Fast forward 16 hours – I’m laying in bed now trying to finish this because I really want to get it posted. I’m staying up even though I’ll probably be cranky tomorrow. However, writing is more important to me than being tired at work.

I check my stats throughout the day. It brings excitement to a dull work life. It brings a smile to my face when I’m just struggling to get through a day doing a job that I enjoy, but don’t have a passion for. My boss is always confused as to why I don’t want to work on things at home outside of work hours. He does this frequently because computers are what he has a passion for. I like computers, but I don’t have a passion for them. This is what I have a passion for.

How do I know writing is what I want to do? I know because it’s all I think about. When I’m driving, I’m taking in the scenes I’m passing. I’m looking intently at the skin complexion of my Verizon rep as she talks to me about data plans. I’m listening to the slight cracks in my coworker’s voice as he explains his issue. I’m looking at colors. I’m listening to subtle sounds. 

I’m taking in the world around me. I’m taking it in and thinking about how I could push it back out. I’m thinking about how I would paint the picture of Susie’s subtle freckles that I never noticed before. I’m thinking about how I would express the beauty of a lone home and it’s elaborate garden set between two industrial buildings. I’m thinking about words that describe influx and vocal characteristics. I’m listening to the barely noticeable tick of our gas furnace preparing to kick in. I’m listening to the rhythmic drip, drip, drip of our imperfect faucet. I’m soaking in the excitement in my nephew’s eyes. I’m focusing on the giggling of the three girls talking in the next room over.

I get lost in my mind. I get lost in the thoughts of how I could turn all these things I’m hearing, seeing, and doing into art. I get lost imagining what my world would look like on the black and white of book pages. I think about it almost more than I think about anything else. It hurts when I have to put it on the back burner. 

So there it is. The right path is the path that makes me feel most alive.
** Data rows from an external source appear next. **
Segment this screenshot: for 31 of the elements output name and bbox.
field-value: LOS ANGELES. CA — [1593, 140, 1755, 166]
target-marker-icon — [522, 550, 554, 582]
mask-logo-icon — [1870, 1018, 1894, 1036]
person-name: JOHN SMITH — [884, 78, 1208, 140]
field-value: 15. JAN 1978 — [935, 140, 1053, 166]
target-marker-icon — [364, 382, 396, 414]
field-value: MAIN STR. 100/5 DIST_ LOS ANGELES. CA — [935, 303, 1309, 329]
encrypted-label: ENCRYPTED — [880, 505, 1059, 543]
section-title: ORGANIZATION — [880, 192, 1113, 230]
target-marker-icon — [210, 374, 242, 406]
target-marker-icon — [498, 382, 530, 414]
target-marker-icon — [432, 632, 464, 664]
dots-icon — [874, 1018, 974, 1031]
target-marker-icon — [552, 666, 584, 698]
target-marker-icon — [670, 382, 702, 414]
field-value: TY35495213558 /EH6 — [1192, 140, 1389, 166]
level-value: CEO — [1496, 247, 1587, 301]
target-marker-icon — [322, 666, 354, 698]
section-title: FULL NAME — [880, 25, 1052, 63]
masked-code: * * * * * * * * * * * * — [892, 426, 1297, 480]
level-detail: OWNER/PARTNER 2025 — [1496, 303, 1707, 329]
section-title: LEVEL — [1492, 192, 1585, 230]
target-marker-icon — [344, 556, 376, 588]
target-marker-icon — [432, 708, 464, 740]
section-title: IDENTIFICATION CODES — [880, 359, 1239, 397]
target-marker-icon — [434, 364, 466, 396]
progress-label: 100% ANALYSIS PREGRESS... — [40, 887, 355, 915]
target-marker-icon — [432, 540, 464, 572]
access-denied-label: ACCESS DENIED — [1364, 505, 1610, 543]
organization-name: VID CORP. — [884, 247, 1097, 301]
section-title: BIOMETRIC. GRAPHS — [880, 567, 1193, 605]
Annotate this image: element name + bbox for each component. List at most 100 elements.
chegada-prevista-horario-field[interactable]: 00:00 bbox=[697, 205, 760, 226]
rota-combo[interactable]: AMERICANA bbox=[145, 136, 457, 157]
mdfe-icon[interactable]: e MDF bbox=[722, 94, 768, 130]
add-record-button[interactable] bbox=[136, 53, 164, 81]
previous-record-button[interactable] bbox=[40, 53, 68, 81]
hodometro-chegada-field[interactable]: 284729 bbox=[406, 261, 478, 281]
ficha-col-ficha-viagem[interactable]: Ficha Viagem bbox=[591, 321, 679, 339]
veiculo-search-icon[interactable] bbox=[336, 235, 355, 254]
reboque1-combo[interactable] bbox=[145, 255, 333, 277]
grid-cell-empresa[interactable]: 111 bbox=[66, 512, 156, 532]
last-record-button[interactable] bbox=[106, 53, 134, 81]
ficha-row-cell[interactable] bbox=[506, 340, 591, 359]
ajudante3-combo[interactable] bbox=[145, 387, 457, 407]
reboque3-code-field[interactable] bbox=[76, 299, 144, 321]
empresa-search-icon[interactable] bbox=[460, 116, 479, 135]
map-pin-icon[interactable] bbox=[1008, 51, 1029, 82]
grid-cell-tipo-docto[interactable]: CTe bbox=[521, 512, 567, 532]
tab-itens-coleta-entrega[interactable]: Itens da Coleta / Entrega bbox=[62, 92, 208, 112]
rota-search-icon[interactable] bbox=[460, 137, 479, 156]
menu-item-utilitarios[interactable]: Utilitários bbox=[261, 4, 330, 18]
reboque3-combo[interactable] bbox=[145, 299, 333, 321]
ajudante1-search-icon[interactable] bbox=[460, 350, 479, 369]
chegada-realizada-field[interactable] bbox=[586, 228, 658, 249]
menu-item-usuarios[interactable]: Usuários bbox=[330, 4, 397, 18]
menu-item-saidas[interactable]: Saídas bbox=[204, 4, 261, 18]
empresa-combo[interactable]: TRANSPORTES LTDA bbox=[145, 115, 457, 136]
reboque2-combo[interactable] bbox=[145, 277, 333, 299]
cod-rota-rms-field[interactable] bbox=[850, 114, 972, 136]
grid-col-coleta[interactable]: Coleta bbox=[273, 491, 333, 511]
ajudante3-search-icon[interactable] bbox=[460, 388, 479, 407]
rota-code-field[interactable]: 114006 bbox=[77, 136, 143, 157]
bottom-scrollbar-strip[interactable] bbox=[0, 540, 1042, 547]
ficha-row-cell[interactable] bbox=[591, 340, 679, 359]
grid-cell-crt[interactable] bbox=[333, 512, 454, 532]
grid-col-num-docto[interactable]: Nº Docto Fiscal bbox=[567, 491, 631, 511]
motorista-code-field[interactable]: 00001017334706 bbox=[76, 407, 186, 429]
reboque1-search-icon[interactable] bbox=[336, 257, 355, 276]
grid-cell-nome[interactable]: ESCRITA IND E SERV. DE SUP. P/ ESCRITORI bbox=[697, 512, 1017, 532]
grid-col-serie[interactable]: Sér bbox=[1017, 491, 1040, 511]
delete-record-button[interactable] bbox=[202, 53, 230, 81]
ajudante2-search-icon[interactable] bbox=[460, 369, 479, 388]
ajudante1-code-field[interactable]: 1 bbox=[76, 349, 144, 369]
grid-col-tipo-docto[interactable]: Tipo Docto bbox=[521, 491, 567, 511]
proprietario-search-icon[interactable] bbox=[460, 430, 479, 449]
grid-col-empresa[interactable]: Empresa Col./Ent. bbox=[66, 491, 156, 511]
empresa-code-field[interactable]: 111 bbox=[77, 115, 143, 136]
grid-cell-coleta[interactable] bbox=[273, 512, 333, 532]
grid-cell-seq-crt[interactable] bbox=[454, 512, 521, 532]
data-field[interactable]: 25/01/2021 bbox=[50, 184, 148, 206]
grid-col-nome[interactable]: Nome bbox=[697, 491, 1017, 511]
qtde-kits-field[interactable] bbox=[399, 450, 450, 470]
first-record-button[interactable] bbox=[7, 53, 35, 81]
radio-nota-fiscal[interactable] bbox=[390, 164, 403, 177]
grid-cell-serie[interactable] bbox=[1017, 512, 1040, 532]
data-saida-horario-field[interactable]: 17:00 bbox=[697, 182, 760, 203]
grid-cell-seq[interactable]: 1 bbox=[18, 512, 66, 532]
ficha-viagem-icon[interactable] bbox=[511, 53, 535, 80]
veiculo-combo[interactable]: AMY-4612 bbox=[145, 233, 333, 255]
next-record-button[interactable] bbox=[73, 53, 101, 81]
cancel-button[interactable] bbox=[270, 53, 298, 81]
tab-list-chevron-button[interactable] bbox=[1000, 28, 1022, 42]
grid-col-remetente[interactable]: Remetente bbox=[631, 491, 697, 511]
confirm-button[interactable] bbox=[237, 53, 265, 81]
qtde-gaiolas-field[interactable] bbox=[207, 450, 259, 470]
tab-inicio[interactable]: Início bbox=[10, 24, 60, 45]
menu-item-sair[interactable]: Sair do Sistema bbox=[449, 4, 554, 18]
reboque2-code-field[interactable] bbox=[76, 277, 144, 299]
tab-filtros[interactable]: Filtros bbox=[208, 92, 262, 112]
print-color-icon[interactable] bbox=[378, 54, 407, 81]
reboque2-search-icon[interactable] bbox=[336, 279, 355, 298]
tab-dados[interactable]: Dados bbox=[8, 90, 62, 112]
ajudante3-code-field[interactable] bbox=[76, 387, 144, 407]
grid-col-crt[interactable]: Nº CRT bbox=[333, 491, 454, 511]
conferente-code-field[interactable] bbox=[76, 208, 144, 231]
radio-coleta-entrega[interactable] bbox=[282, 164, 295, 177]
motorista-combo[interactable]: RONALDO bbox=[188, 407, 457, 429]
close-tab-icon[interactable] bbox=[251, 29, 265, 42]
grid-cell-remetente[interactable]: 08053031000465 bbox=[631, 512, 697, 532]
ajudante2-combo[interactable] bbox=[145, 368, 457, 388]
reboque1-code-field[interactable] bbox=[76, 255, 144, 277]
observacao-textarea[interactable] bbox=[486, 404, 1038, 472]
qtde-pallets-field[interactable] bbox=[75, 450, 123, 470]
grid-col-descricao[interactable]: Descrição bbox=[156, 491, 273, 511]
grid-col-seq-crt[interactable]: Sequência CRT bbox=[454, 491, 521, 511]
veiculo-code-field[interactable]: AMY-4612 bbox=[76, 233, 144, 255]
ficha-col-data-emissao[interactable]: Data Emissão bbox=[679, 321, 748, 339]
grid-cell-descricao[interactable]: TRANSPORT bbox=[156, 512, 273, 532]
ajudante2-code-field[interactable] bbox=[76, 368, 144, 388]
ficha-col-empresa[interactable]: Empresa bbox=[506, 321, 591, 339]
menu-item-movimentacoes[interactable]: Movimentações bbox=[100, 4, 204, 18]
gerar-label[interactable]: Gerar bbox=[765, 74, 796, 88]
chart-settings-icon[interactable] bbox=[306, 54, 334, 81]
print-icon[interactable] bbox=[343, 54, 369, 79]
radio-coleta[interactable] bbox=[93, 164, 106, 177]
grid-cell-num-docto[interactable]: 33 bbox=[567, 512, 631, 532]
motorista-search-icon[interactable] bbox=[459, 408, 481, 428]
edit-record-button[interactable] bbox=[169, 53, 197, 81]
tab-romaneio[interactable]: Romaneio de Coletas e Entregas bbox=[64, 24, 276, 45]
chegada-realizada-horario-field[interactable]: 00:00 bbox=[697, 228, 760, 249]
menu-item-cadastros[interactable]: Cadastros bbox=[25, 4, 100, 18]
The right path is the path that brings me excitement. The right path is the path that pushes me to experience my world with fresh eyes. The right path is the path that brings me peace. The right path is the path that brings me purpose. The right path is the path chosen by me and not by someone else. The right path is the path that leads to home. The right path is the path that leads to my heart.


3 thoughts on “The Right Path

  1. look down both roads and follow your sense of beauty.

    i know, it sounds like bs. thats alright– you can try it on small things, and if it doesnt turn out to be bs you can let it have some influence in larger decisions when youre stuck for which way to go.